Starting with tbbprimes4.cpp, try adding OpenMP parallelism... tbbprimes6.cpp. Record benchmark results and comments from experience in README.

Notes.
- Assuming that you are using a work queue to control your outer loop, and that your outer loop is a while loop, you can parallelize that outer loop so that each element popped off of the queue gets its own thread using OpenMP 3.0's task construct.
  Here is an example showing how to use the task construct for a different problem, namely, applying a function f() to each element of an array of integers up to the first element that contains 0:
```
  int arr[] = {9, 9, 2, 1, 0};  // defines/initializes array of 5 integers
  int *ptr;  // for pointing to one of the elements of the array arr

  #pragma omp parallel default(shared)
  {
    #pragma omp single private(ptr)
    {
      ptr = arr;
      while (*ptr) {  // while current array element does not hold 0
	#pragma omp task
	    f(*ptr);
	ptr++;  // advance to next array element
      }
    }
  }
```
  Notes:
  - We are stepping through the array arr[] using a pointer ptr.
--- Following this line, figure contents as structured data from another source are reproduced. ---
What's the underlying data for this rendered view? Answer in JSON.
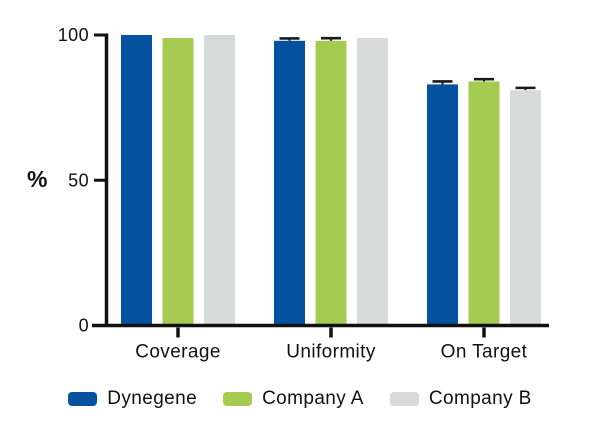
{
  "chart_data": {
    "type": "bar",
    "title": "",
    "xlabel": "",
    "ylabel": "%",
    "ylim": [
      0,
      100
    ],
    "yticks": [
      0,
      50,
      100
    ],
    "grid": false,
    "legend_position": "bottom",
    "categories": [
      "Coverage",
      "Uniformity",
      "On Target"
    ],
    "series": [
      {
        "name": "Dynegene",
        "color": "#0451A0",
        "values": [
          100,
          98,
          83
        ],
        "errors": [
          0,
          0.8,
          1.0
        ]
      },
      {
        "name": "Company A",
        "color": "#A5CB50",
        "values": [
          99,
          98,
          84
        ],
        "errors": [
          0,
          0.9,
          0.8
        ]
      },
      {
        "name": "Company B",
        "color": "#D8DADA",
        "values": [
          100,
          99,
          81
        ],
        "errors": [
          0,
          0,
          0.8
        ]
      }
    ],
    "colors": {
      "axis": "#111111",
      "error_bar": "#1a1a1a",
      "background": "#ffffff"
    }
  }
}
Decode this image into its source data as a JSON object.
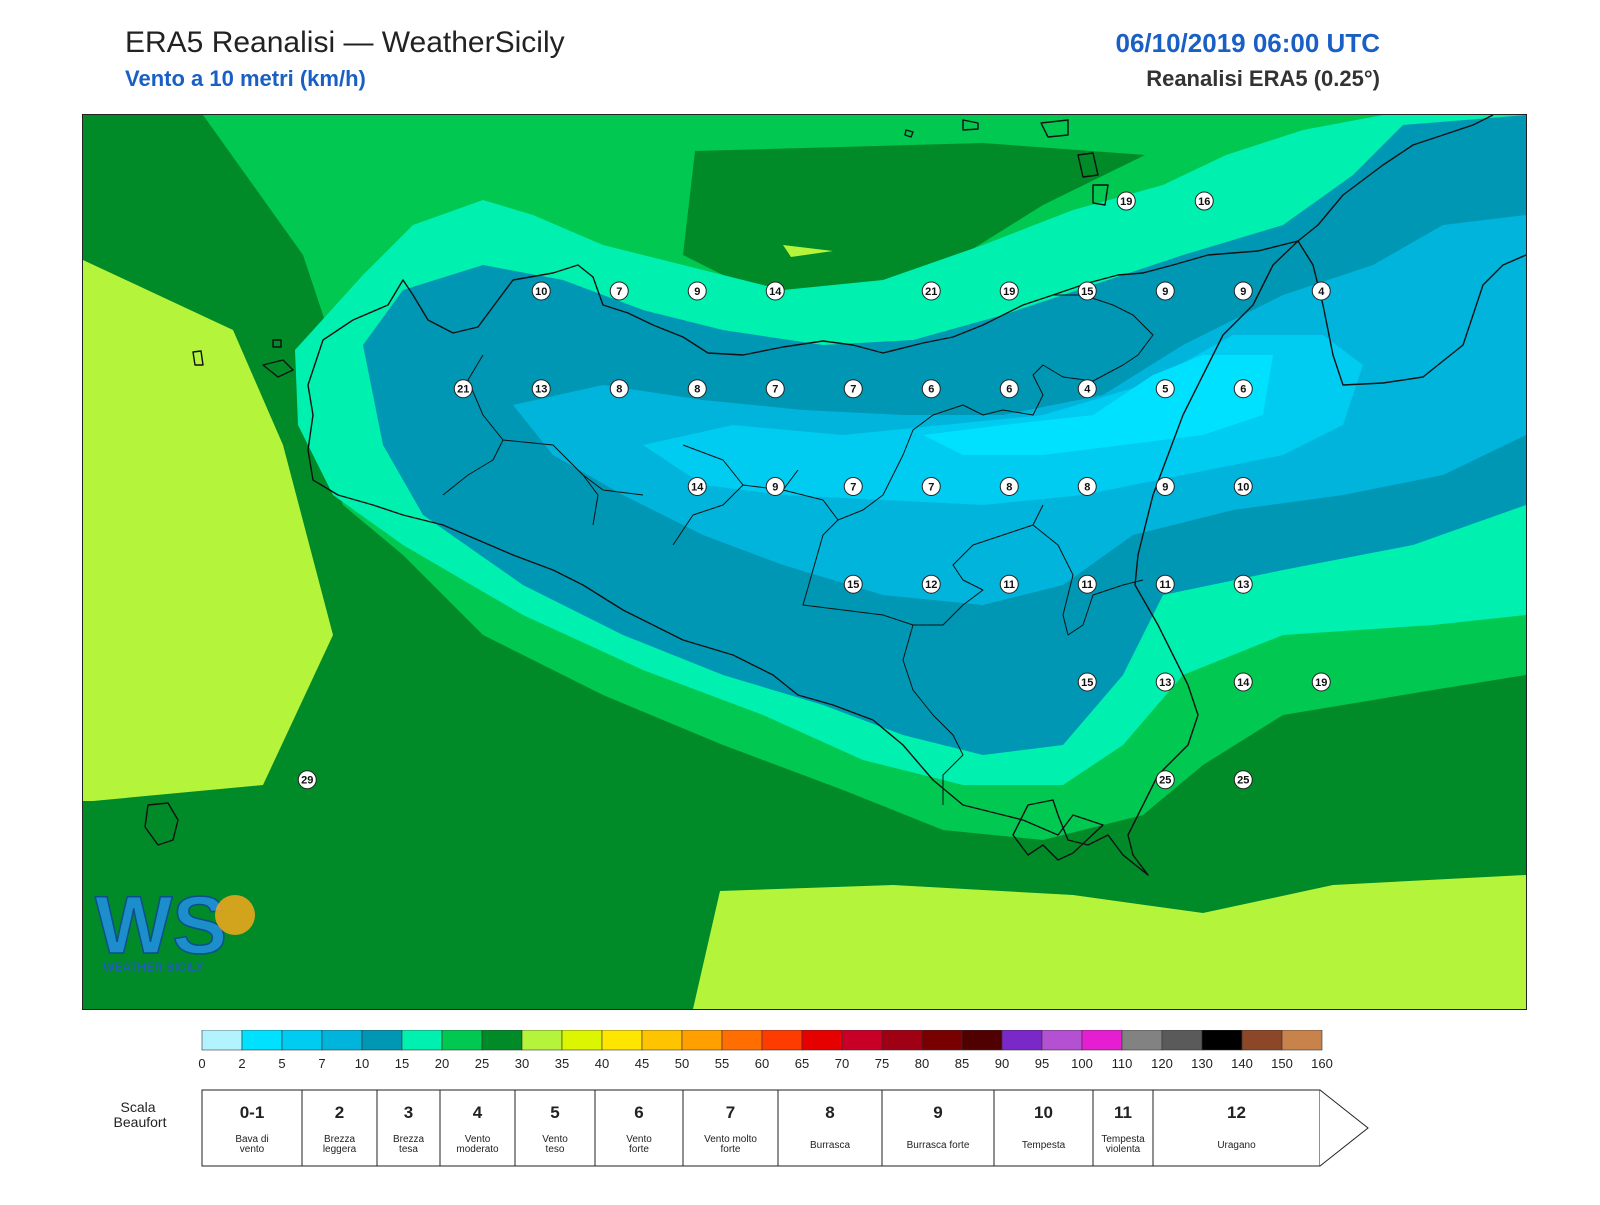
{
  "header": {
    "title": "ERA5 Reanalisi — WeatherSicily",
    "subtitle": "Vento a 10 metri (km/h)",
    "datetime": "06/10/2019 06:00 UTC",
    "model": "Reanalisi ERA5 (0.25°)"
  },
  "logo": {
    "letters": "WS",
    "caption": "WEATHER SICILY"
  },
  "stations": [
    {
      "value": "19",
      "lon": 15.55,
      "lat": 38.28
    },
    {
      "value": "16",
      "lon": 15.95,
      "lat": 38.28
    },
    {
      "value": "10",
      "lon": 12.55,
      "lat": 38.05
    },
    {
      "value": "7",
      "lon": 12.95,
      "lat": 38.05
    },
    {
      "value": "9",
      "lon": 13.35,
      "lat": 38.05
    },
    {
      "value": "14",
      "lon": 13.75,
      "lat": 38.05
    },
    {
      "value": "21",
      "lon": 14.55,
      "lat": 38.05
    },
    {
      "value": "19",
      "lon": 14.95,
      "lat": 38.05
    },
    {
      "value": "15",
      "lon": 15.35,
      "lat": 38.05
    },
    {
      "value": "9",
      "lon": 15.75,
      "lat": 38.05
    },
    {
      "value": "9",
      "lon": 16.15,
      "lat": 38.05
    },
    {
      "value": "4",
      "lon": 16.55,
      "lat": 38.05
    },
    {
      "value": "21",
      "lon": 12.15,
      "lat": 37.8
    },
    {
      "value": "13",
      "lon": 12.55,
      "lat": 37.8
    },
    {
      "value": "8",
      "lon": 12.95,
      "lat": 37.8
    },
    {
      "value": "8",
      "lon": 13.35,
      "lat": 37.8
    },
    {
      "value": "7",
      "lon": 13.75,
      "lat": 37.8
    },
    {
      "value": "7",
      "lon": 14.15,
      "lat": 37.8
    },
    {
      "value": "6",
      "lon": 14.55,
      "lat": 37.8
    },
    {
      "value": "6",
      "lon": 14.95,
      "lat": 37.8
    },
    {
      "value": "4",
      "lon": 15.35,
      "lat": 37.8
    },
    {
      "value": "5",
      "lon": 15.75,
      "lat": 37.8
    },
    {
      "value": "6",
      "lon": 16.15,
      "lat": 37.8
    },
    {
      "value": "14",
      "lon": 13.35,
      "lat": 37.55
    },
    {
      "value": "9",
      "lon": 13.75,
      "lat": 37.55
    },
    {
      "value": "7",
      "lon": 14.15,
      "lat": 37.55
    },
    {
      "value": "7",
      "lon": 14.55,
      "lat": 37.55
    },
    {
      "value": "8",
      "lon": 14.95,
      "lat": 37.55
    },
    {
      "value": "8",
      "lon": 15.35,
      "lat": 37.55
    },
    {
      "value": "9",
      "lon": 15.75,
      "lat": 37.55
    },
    {
      "value": "10",
      "lon": 16.15,
      "lat": 37.55
    },
    {
      "value": "15",
      "lon": 14.15,
      "lat": 37.3
    },
    {
      "value": "12",
      "lon": 14.55,
      "lat": 37.3
    },
    {
      "value": "11",
      "lon": 14.95,
      "lat": 37.3
    },
    {
      "value": "11",
      "lon": 15.35,
      "lat": 37.3
    },
    {
      "value": "11",
      "lon": 15.75,
      "lat": 37.3
    },
    {
      "value": "13",
      "lon": 16.15,
      "lat": 37.3
    },
    {
      "value": "15",
      "lon": 15.35,
      "lat": 37.05
    },
    {
      "value": "13",
      "lon": 15.75,
      "lat": 37.05
    },
    {
      "value": "14",
      "lon": 16.15,
      "lat": 37.05
    },
    {
      "value": "19",
      "lon": 16.55,
      "lat": 37.05
    },
    {
      "value": "25",
      "lon": 15.75,
      "lat": 36.8
    },
    {
      "value": "25",
      "lon": 16.15,
      "lat": 36.8
    },
    {
      "value": "29",
      "lon": 11.35,
      "lat": 36.8
    }
  ],
  "colorbar": {
    "ticks": [
      "0",
      "2",
      "5",
      "7",
      "10",
      "15",
      "20",
      "25",
      "30",
      "35",
      "40",
      "45",
      "50",
      "55",
      "60",
      "65",
      "70",
      "75",
      "80",
      "85",
      "90",
      "95",
      "100",
      "110",
      "120",
      "130",
      "140",
      "150",
      "160"
    ],
    "colors": [
      "#b3f3ff",
      "#00e0ff",
      "#00cbf0",
      "#00b4dc",
      "#0097b4",
      "#00f0b0",
      "#00c850",
      "#008a28",
      "#b4f53c",
      "#dcf500",
      "#ffe600",
      "#ffc400",
      "#ffa000",
      "#ff6e00",
      "#ff3c00",
      "#e60000",
      "#c80028",
      "#a00014",
      "#780000",
      "#500000",
      "#7a28c8",
      "#b450d2",
      "#e61ed2",
      "#828282",
      "#5a5a5a",
      "#000000",
      "#8c4628",
      "#c8824b"
    ]
  },
  "beaufort": {
    "label": "Scala Beaufort",
    "classes": [
      {
        "num": "0-1",
        "desc": "Bava di vento"
      },
      {
        "num": "2",
        "desc": "Brezza leggera"
      },
      {
        "num": "3",
        "desc": "Brezza tesa"
      },
      {
        "num": "4",
        "desc": "Vento moderato"
      },
      {
        "num": "5",
        "desc": "Vento teso"
      },
      {
        "num": "6",
        "desc": "Vento forte"
      },
      {
        "num": "7",
        "desc": "Vento molto forte"
      },
      {
        "num": "8",
        "desc": "Burrasca"
      },
      {
        "num": "9",
        "desc": "Burrasca forte"
      },
      {
        "num": "10",
        "desc": "Tempesta"
      },
      {
        "num": "11",
        "desc": "Tempesta violenta"
      },
      {
        "num": "12",
        "desc": "Uragano"
      }
    ]
  }
}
If ptr "points to" (holds the address of) an element in the array arr[], then adding 1 to ptr causes it to hold the address of the next element in that array. We initialize ptr using the expression arr (no square brackets), which evaluates to the address of the first element in the array arr[].
  - The OpenMP single construct in this example guarantees that only one thread will execute the initialization, guard, and progress operations for the while loop. (This avoids race conditions on the variable ptr.)
  - As always, the OpenMP parallel construct assembles a team of threads, but no parallel computation actually occurs until a worksharing construct is used, such as a for or sections construct.
    
    The OpenMP 3.0 task construct is another worksharing construct that allocates threads from the team (as available) to carry out a statement. In this example, different threads can perform the call f(*ptr) in parallel for different values of *ptr.
    
    (Of course, f() needs to be a thread-safe function, or there will be race conditions from these parallel calls of f().)
  - One subtle point: private variables (such as ptr) in a construct that encloses a task become firstprivate variables in that task construct, by default. This means that those variables become private to the thread executing that task, but are also guaranteed to be initialized with the value they had just before that task began.
    
    In this case, ptr holds a different value for each iteration of the while loop. When a thread is assigned to carry out the task directive for one of those iterations, it receives its own copy of arr initialized with arr's value for that loop's iteration. While that thread execute's its task, ptr may be incremented and the next iteration can begin; if another thread is available, the OpenMP scheduler can assign that thread to the task for that next iteration; and so on.
    
    The OpenMP firstprivate feature is sometimes needed in other contexts besides tasks. It can be specified explicitly (for constructs that support it) using a firstprivate() clause.
Algorithm patterns in Introduction to TBB programming.

______
- Loop Parallel, trap_tbb* and tbbprimes4
- Master-Worker______
______
______

Deliverables

Use one of the git stratgies in lab1 Deliverables to submit your work in this lab. For example, if you worked exclusively on thing3, include the name thing3 in your commit message.

    thing3$  cd ~/PDC
    thing3$  git pull origin master
    thing3$  git add -A
    thing3$  git commit -m "Lab 7 submit (thing3)"
    thing3$  git push origin master

Likewise, if you worked on both link machines and a thing, you can rename your lab7 folders and submit each, with commit messages indicating the computer on which that commit was created.

Also, fill out this form to report on your work.

See lab1 Deliverables section if you need to set up the cluster you used for git.

If you did your work on two different clusters, submit work from both of them using one of the strategies in lab1 Deliverables.

This lab is due by Thursday, January 15, 2015.